For a man who swears to be laser-focused on ridding the world of regulatory red tape, EPA Administrator Scott Pruitt sure has a funny way of showing it.
Indeed, Mr. Pruitt appears to be something of a red tape-generating savant.
On Monday, our organization responded to a request for information from the EPA about regulating carbon emissions from power plants. Which might sound familiar, because we’ve already done that. In fact, we and several million others have already done that multiple times over. What’s more, the agency itself has already gone down this road, from thinking about it, to issuing and responding to comments about it, to—you guessed it—even publishing a rule on this very topic just a few years ago.
Yet here we are again, answering questions the agency already knows the answer to, responding to challenges the agency has already resolved.
Surely there are better uses of taxpayer dollars and government time.
Surely, that is, except according to Scott Pruitt. That’s because although the EPA is statutorily required to act on climate, the man who made a career out of serving as an eager and willing mouthpiece for oil and gas corporations would really rather not. So what’s he do instead? Wield the rulemaking process as a red tape machine, churning out bright red bows for the fossil fuel industry while tangling up the legs of forward progress for all the rest.
No, no, you’re right—we’ve definitely done this before
Here’s the thing: the scientific and legal backing for the EPA’s regulation of carbon emissions from power plants is remarkably robust, and the record to support it lengthy:
- In 2007, the Supreme Court ruled in Massachusetts v. EPA that the agency had the authority to regulate greenhouse gas emissions.
- In 2009, the EPA completed its Endangerment and Cause or Contribute Findings, which confirmed the agency’s obligation to act on greenhouse gas emissions from power plants.
- In 2015, the EPA issued a final version of those required standards in the form of the Clean Power Plan, the product of a robust and years long rulemaking process.

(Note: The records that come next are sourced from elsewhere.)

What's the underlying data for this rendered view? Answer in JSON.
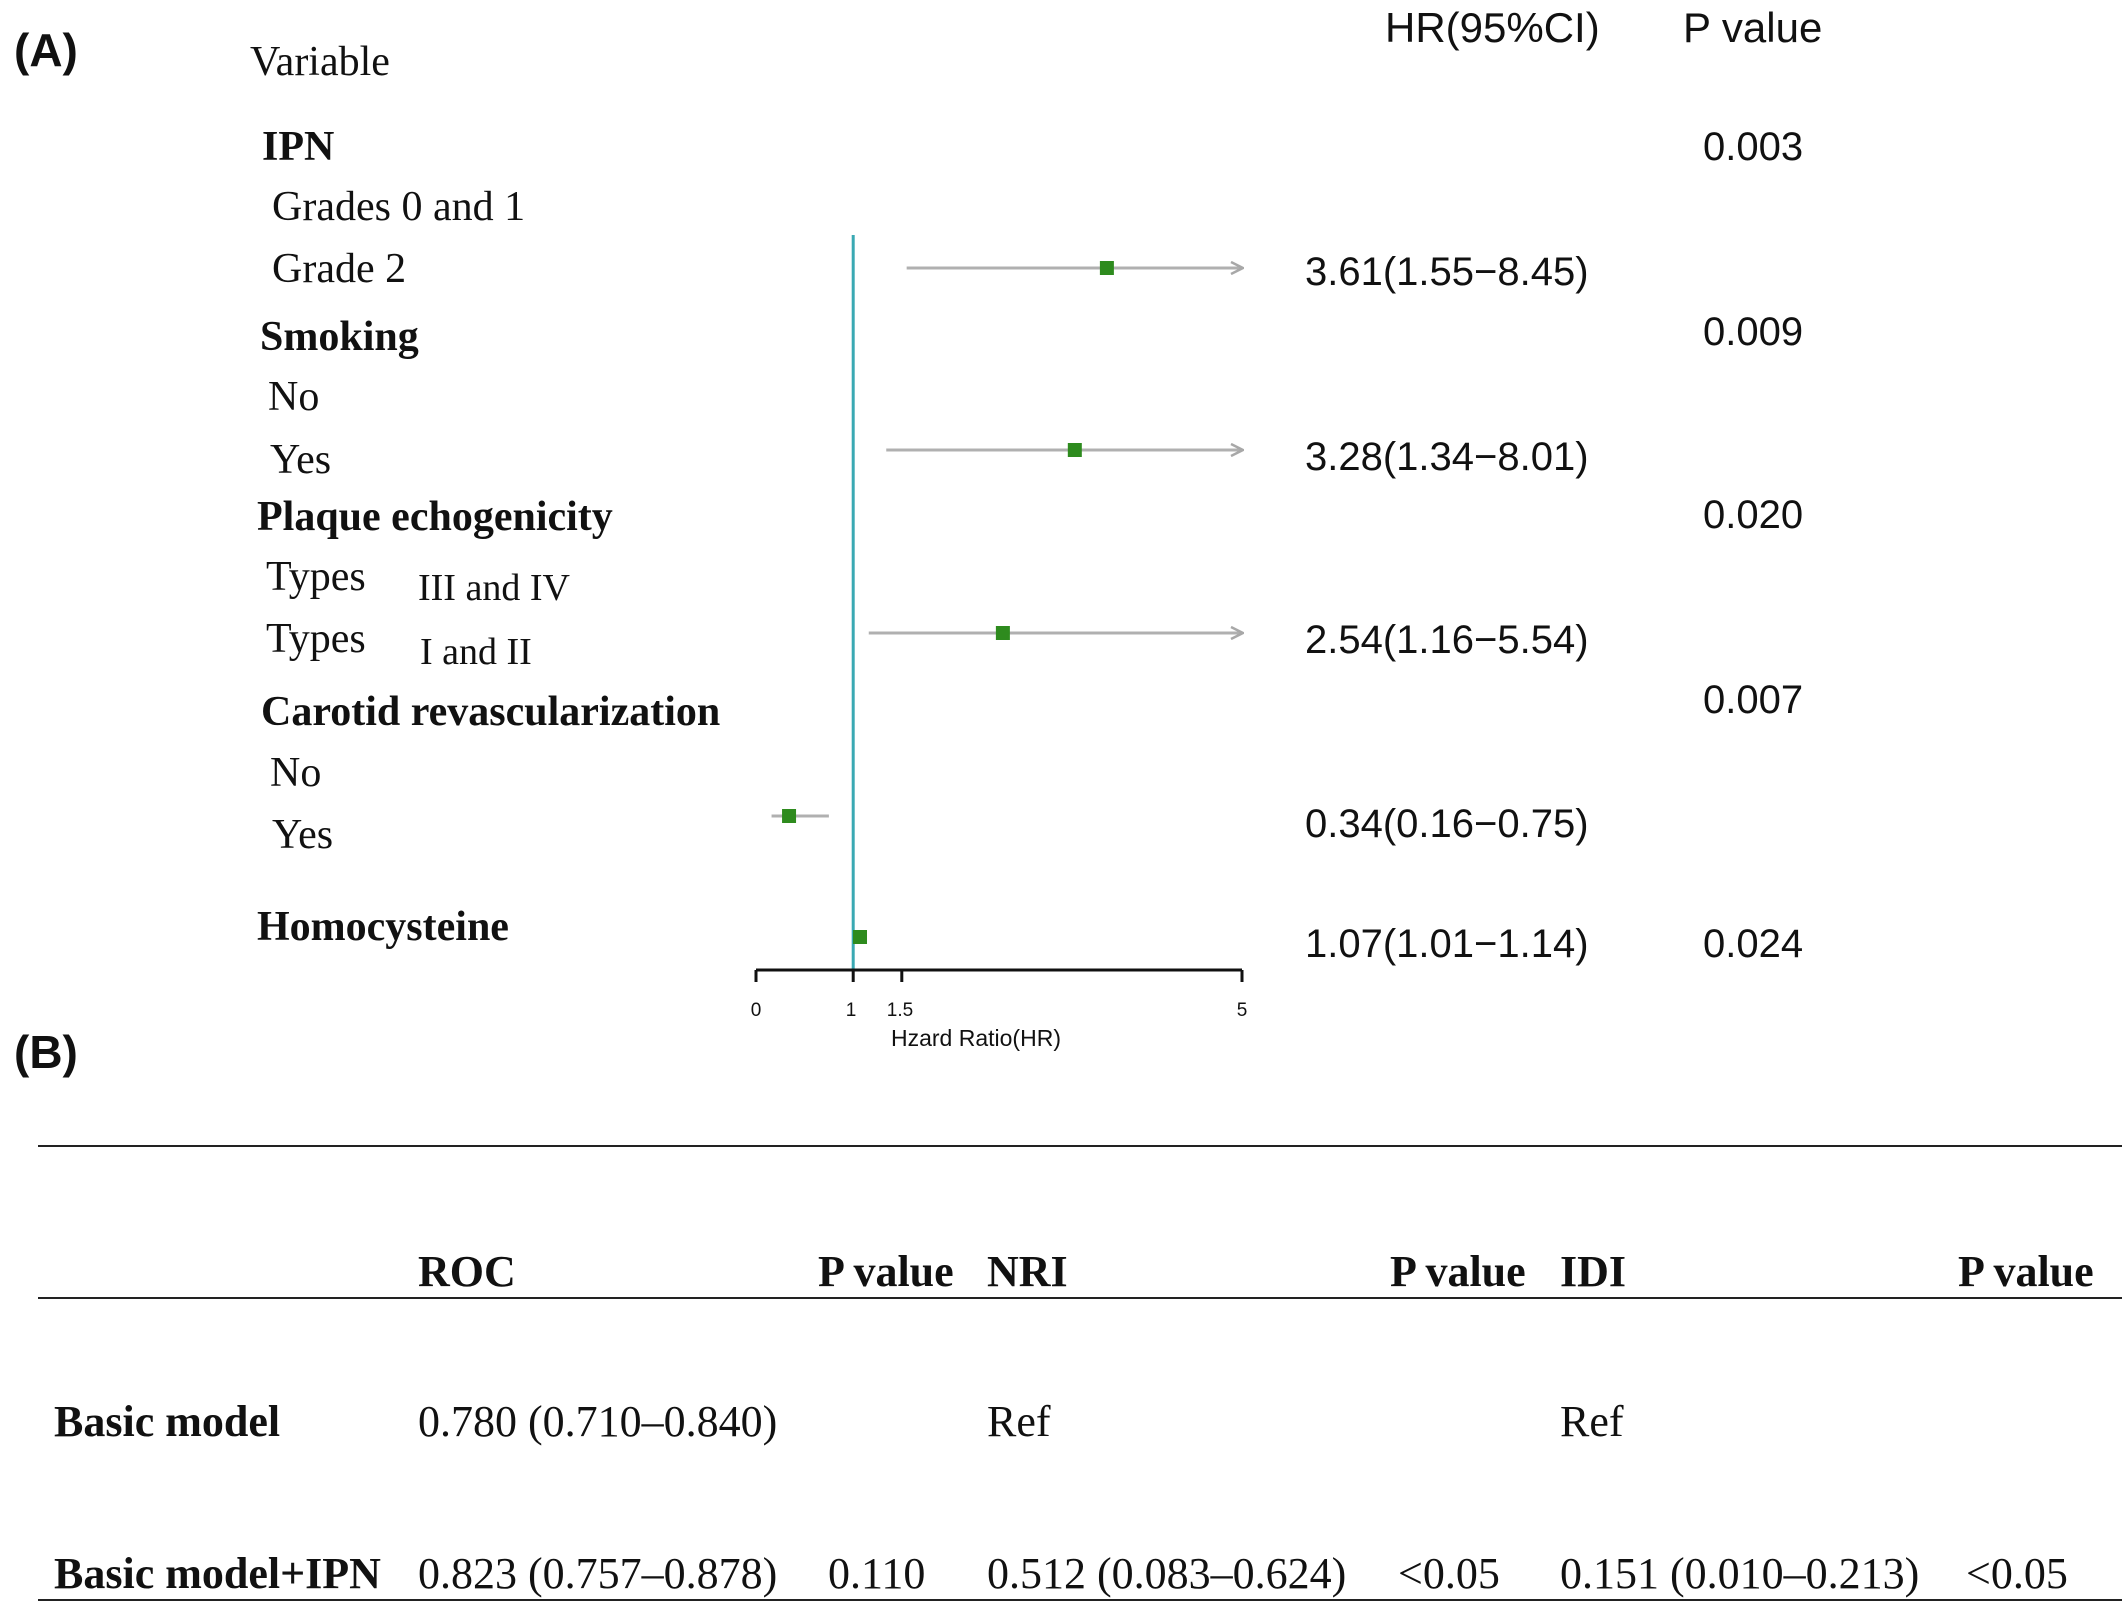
{
  "panel_a_label": "(A)",
  "panel_b_label": "(B)",
  "forest": {
    "headers": {
      "variable": "Variable",
      "hr": "HR(95%CI)",
      "p": "P value"
    },
    "groups": [
      {
        "name": "IPN",
        "p_value": "0.003",
        "reference": "Grades 0 and 1",
        "comparison": "Grade 2",
        "hr_text": "3.61(1.55−8.45)"
      },
      {
        "name": "Smoking",
        "p_value": "0.009",
        "reference": "No",
        "comparison": "Yes",
        "hr_text": "3.28(1.34−8.01)"
      },
      {
        "name": "Plaque echogenicity",
        "p_value": "0.020",
        "reference_prefix": "Types",
        "reference_suffix": "III and IV",
        "comparison_prefix": "Types",
        "comparison_suffix": "I and II",
        "hr_text": "2.54(1.16−5.54)"
      },
      {
        "name": "Carotid revascularization",
        "p_value": "0.007",
        "reference": "No",
        "comparison": "Yes",
        "hr_text": "0.34(0.16−0.75)"
      },
      {
        "name": "Homocysteine",
        "p_value": "0.024",
        "hr_text": "1.07(1.01−1.14)"
      }
    ],
    "axis": {
      "title": "Hzard Ratio(HR)",
      "ticks": [
        "0",
        "1",
        "1.5",
        "5"
      ]
    }
  },
  "chart_data": {
    "type": "forest",
    "x_axis": {
      "label": "Hzard Ratio(HR)",
      "range": [
        0,
        5
      ],
      "ticks": [
        0,
        1,
        1.5,
        5
      ],
      "reference_line": 1
    },
    "rows": [
      {
        "variable": "IPN",
        "level": "Grade 2",
        "hr": 3.61,
        "lower": 1.55,
        "upper": 8.45,
        "upper_truncated": true,
        "p": "0.003"
      },
      {
        "variable": "Smoking",
        "level": "Yes",
        "hr": 3.28,
        "lower": 1.34,
        "upper": 8.01,
        "upper_truncated": true,
        "p": "0.009"
      },
      {
        "variable": "Plaque echogenicity",
        "level": "Types I and II",
        "hr": 2.54,
        "lower": 1.16,
        "upper": 5.54,
        "upper_truncated": true,
        "p": "0.020"
      },
      {
        "variable": "Carotid revascularization",
        "level": "Yes",
        "hr": 0.34,
        "lower": 0.16,
        "upper": 0.75,
        "upper_truncated": false,
        "p": "0.007"
      },
      {
        "variable": "Homocysteine",
        "level": "",
        "hr": 1.07,
        "lower": 1.01,
        "upper": 1.14,
        "upper_truncated": false,
        "p": "0.024"
      }
    ],
    "colors": {
      "marker": "#2e8b1e",
      "ci_line": "#b0b0b0",
      "ref_line": "#3aa9b3"
    }
  },
  "model_table": {
    "headers": [
      "",
      "ROC",
      "P value",
      "NRI",
      "P value",
      "IDI",
      "P value"
    ],
    "rows": [
      [
        "Basic model",
        "0.780 (0.710–0.840)",
        "",
        "Ref",
        "",
        "Ref",
        ""
      ],
      [
        "Basic model+IPN",
        "0.823 (0.757–0.878)",
        "0.110",
        "0.512 (0.083–0.624)",
        "<0.05",
        "0.151 (0.010–0.213)",
        "<0.05"
      ]
    ]
  }
}
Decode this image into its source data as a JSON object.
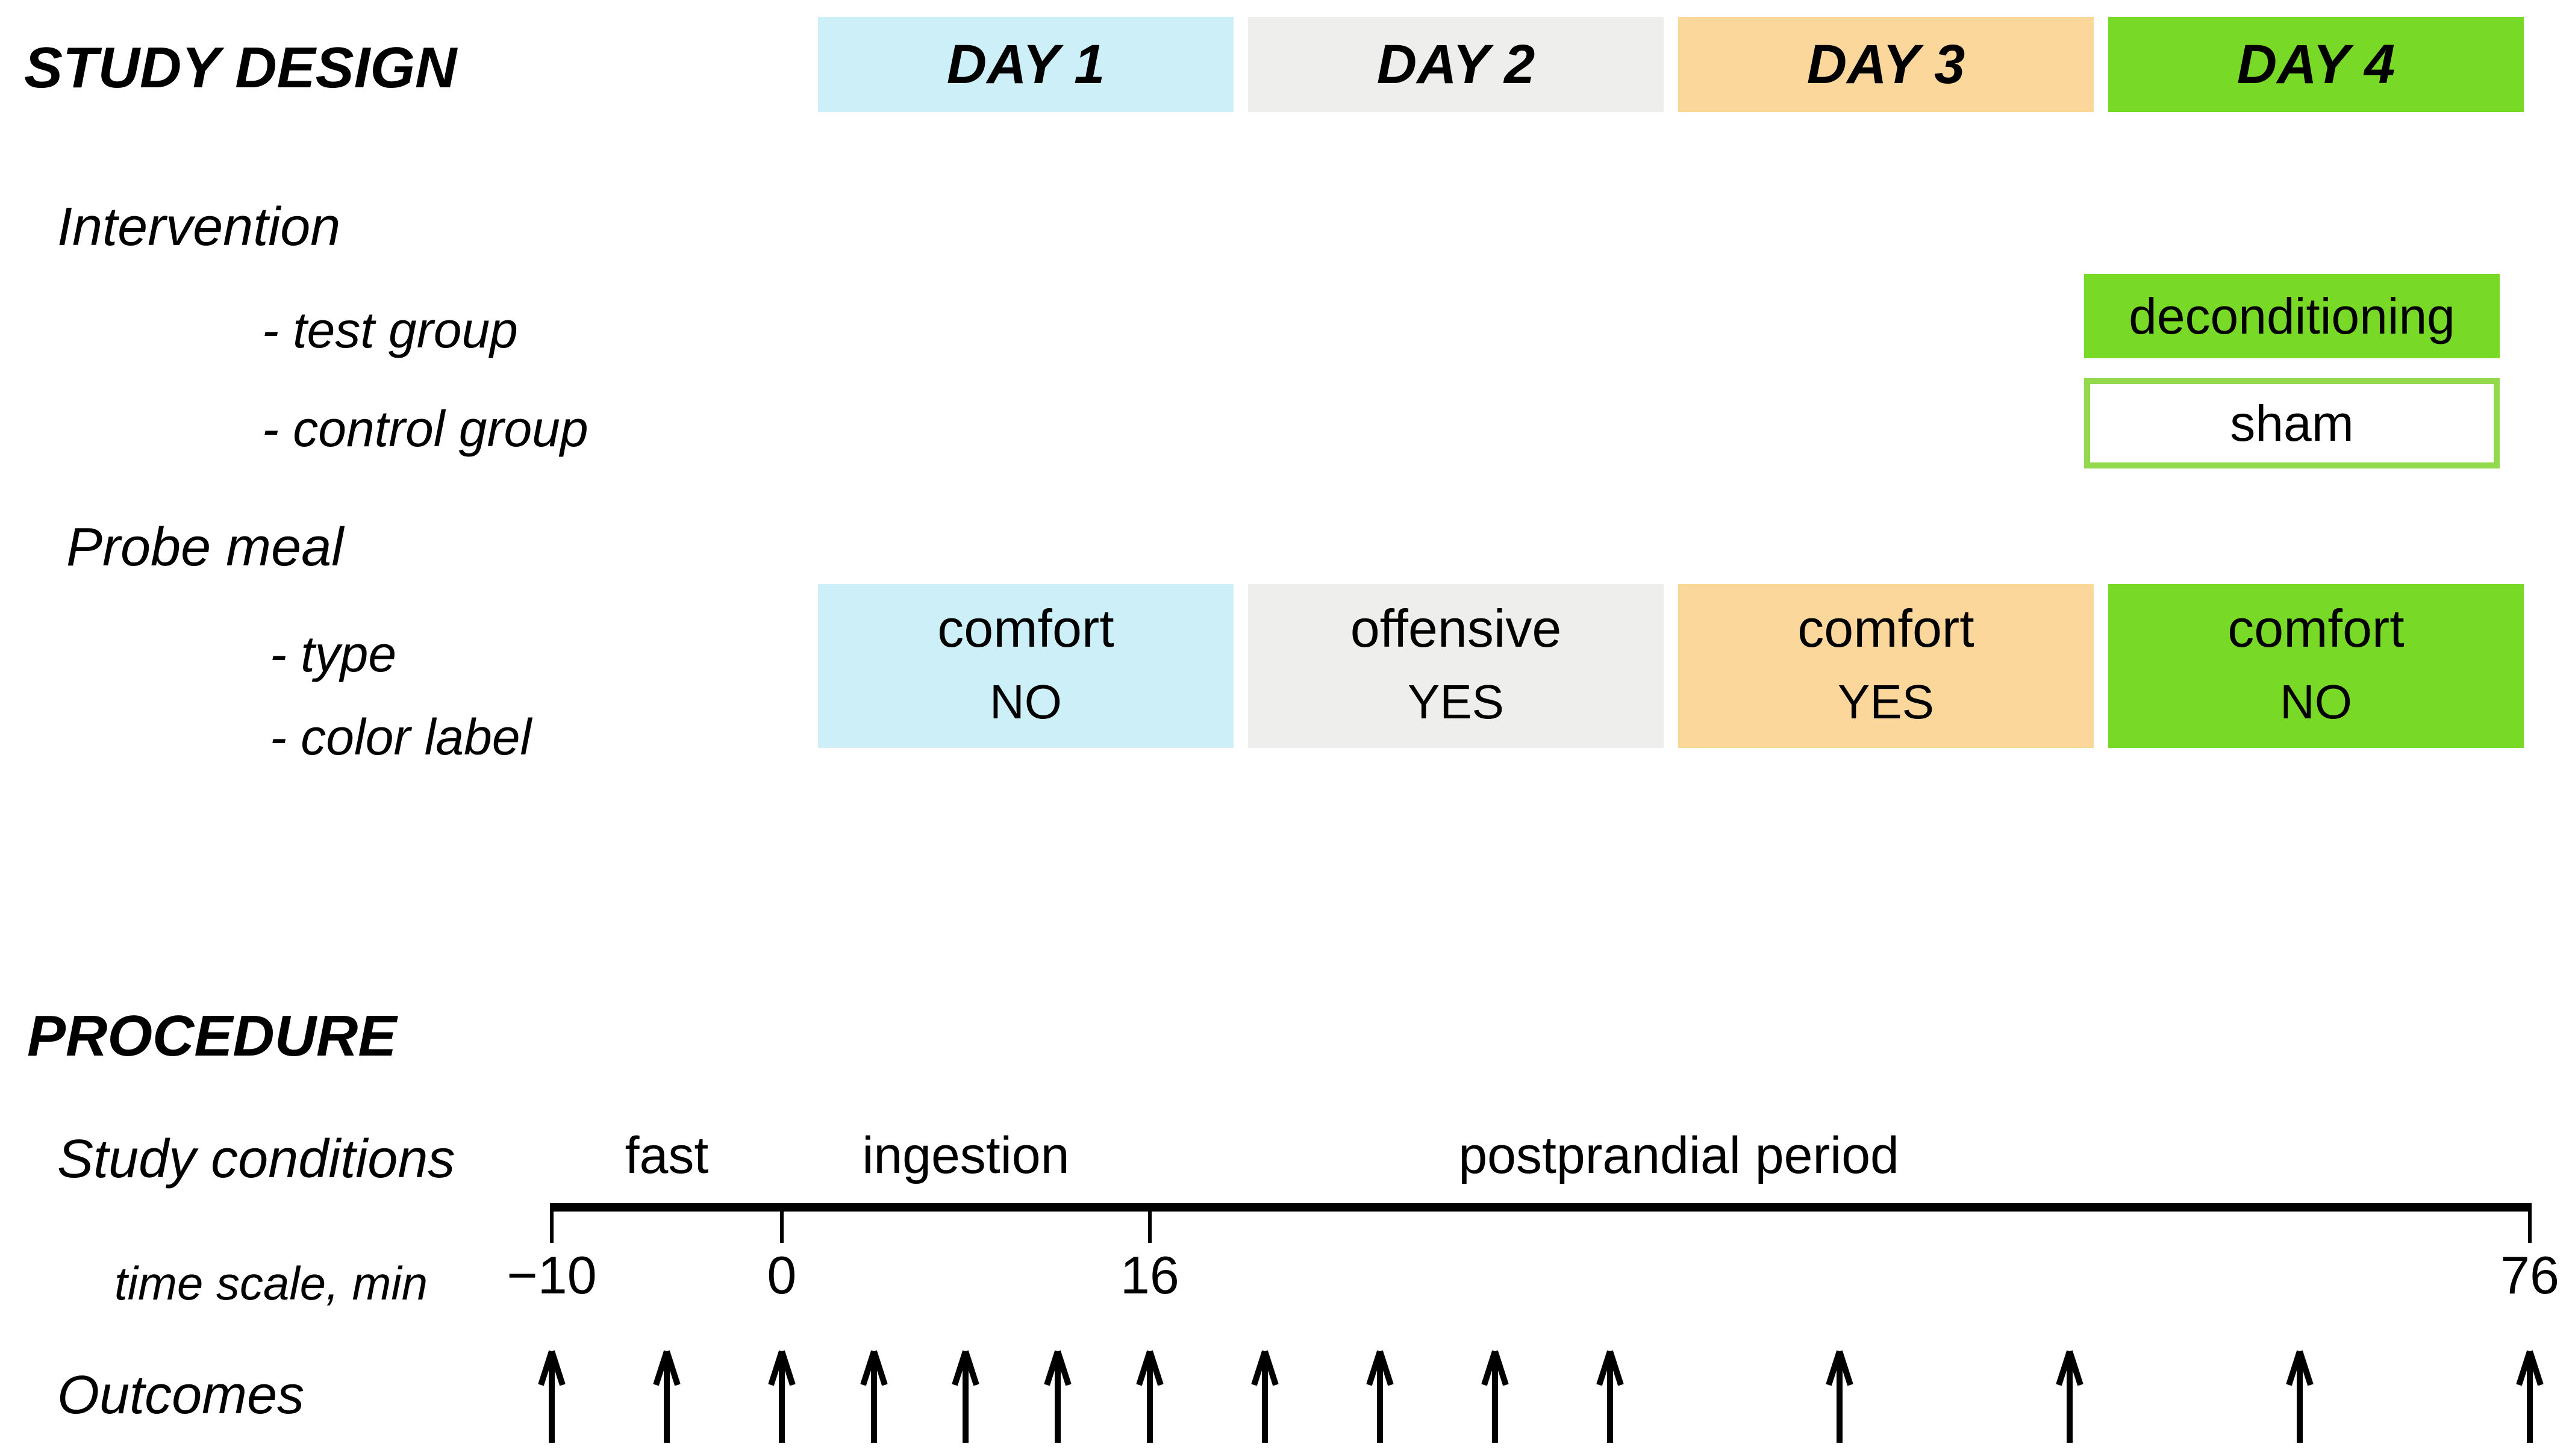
{
  "study_design": {
    "title": "STUDY DESIGN",
    "days": [
      {
        "label": "DAY 1",
        "color": "#cdeff7"
      },
      {
        "label": "DAY 2",
        "color": "#eeeeec"
      },
      {
        "label": "DAY 3",
        "color": "#fbd79c"
      },
      {
        "label": "DAY 4",
        "color": "#79d927"
      }
    ],
    "intervention": {
      "label": "Intervention",
      "rows": [
        {
          "label": "- test group",
          "value": "deconditioning",
          "box_fill": "#79d927"
        },
        {
          "label": "- control group",
          "value": "sham",
          "box_fill": "#ffffff",
          "box_border": "#92d94e"
        }
      ]
    },
    "probe_meal": {
      "label": "Probe meal",
      "row_labels": [
        "- type",
        "- color label"
      ],
      "cells": [
        {
          "type": "comfort",
          "color_label": "NO"
        },
        {
          "type": "offensive",
          "color_label": "YES"
        },
        {
          "type": "comfort",
          "color_label": "YES"
        },
        {
          "type": "comfort",
          "color_label": "NO"
        }
      ]
    }
  },
  "procedure": {
    "title": "PROCEDURE",
    "study_conditions_label": "Study conditions",
    "phases": [
      {
        "label": "fast",
        "mid_time": -5
      },
      {
        "label": "ingestion",
        "mid_time": 8
      },
      {
        "label": "postprandial period",
        "mid_time": 39
      }
    ],
    "timeline": {
      "unit": "min",
      "min": -10,
      "max": 76,
      "ticks": [
        -10,
        0,
        16,
        76
      ],
      "tick_labels": [
        "−10",
        "0",
        "16",
        "76"
      ]
    },
    "time_scale_label": "time scale, min",
    "outcomes_label": "Outcomes",
    "outcome_arrow_times": [
      -10,
      -5,
      0,
      4,
      8,
      12,
      16,
      21,
      26,
      31,
      36,
      46,
      56,
      66,
      76
    ]
  }
}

But then came 2017, and Scott Pruitt appointed as EPA administrator. Though the facts haven’t changed, forward progress has been spinning its wheels ever since.
Unreasonably narrow, inappropriately weak
The Trump Administration cast a long shadow over the Clean Power Plan with its Executive Order on Energy Independence in March 2017, but the rule’s proposed repeal wasn’t actually issued until last October. The agency is still taking comment on that proposal, which, in addition to making a mockery of the value of human health and the environment, attempts to reinterpret the Clean Air Act as well as how the power system works in order to avoid the need for meaningful regulatory action.
At the same time, because the agency is statutorily required to act, the EPA followed up with an advance notice of proposed rulemaking (ANPR) in December 2017 to simply consider how it might go about regulating greenhouse gas emissions in line with this new interpretation. The result was a remarkably transparent attempt to waste time, ignore facts, and abdicate the agency’s foremost responsibility of protecting human health and the environment.
- The ANPR gets off to a rocky start by prejudging the outcome of the ongoing—and ostensibly unbiased and objective—proposed repeal’s rulemaking process, limiting the agency’s interest in information to only that which conforms with an incredibly narrow interpretation of compliance.
- The ANPR repeatedly solicits comment suggesting an overarching motivation that is not rooted in limiting power sector carbon emissions, but rather in finding ways to limit the agency’s own role and responsibilities on this front—up to and including whether the EPA should set limits at all.
- The ANPR actively ignores the existence of our ever-improving understanding of the costs of climate impacts, as well as the ever-improving fundamentals of clean energy resources. Instead of looking for ways to weaken the Clean Power Plan, the EPA should—must—be doing everything it can to strengthen it, in turn delivering significant near and long-term health benefits to communities around the country while at the same time contributing to global efforts to limit climate change.
Ultimately, the ANPR does little more than crystallize just how much Scott Pruitt does not care about his charge as EPA Administrator, instead advancing cynical charades at the expense of the health and well-being of Americans, now and in the future.
Why we still fight
And yet, we still submitted comments on Monday.
Alongside 250,000 others.
We did this despite knowing that the EPA issued its request for comment with the sole purpose of delaying a statutory requirement to act. We did this despite recognizing that the EPA has shown no signs that it will truly consider our response.
We did this by the hundreds of thousands because respect for our institutions demands nothing less.
Scott Pruitt has made abundantly clear he holds no respect for the mission of the agency he has been appointed to direct, but the thing is, the rest of us still do. So when the agency asks us to write, we write. And when the time comes that the courts rule on the agency’s need to act, all of our many words will be there, waiting and ready to fight the good fight.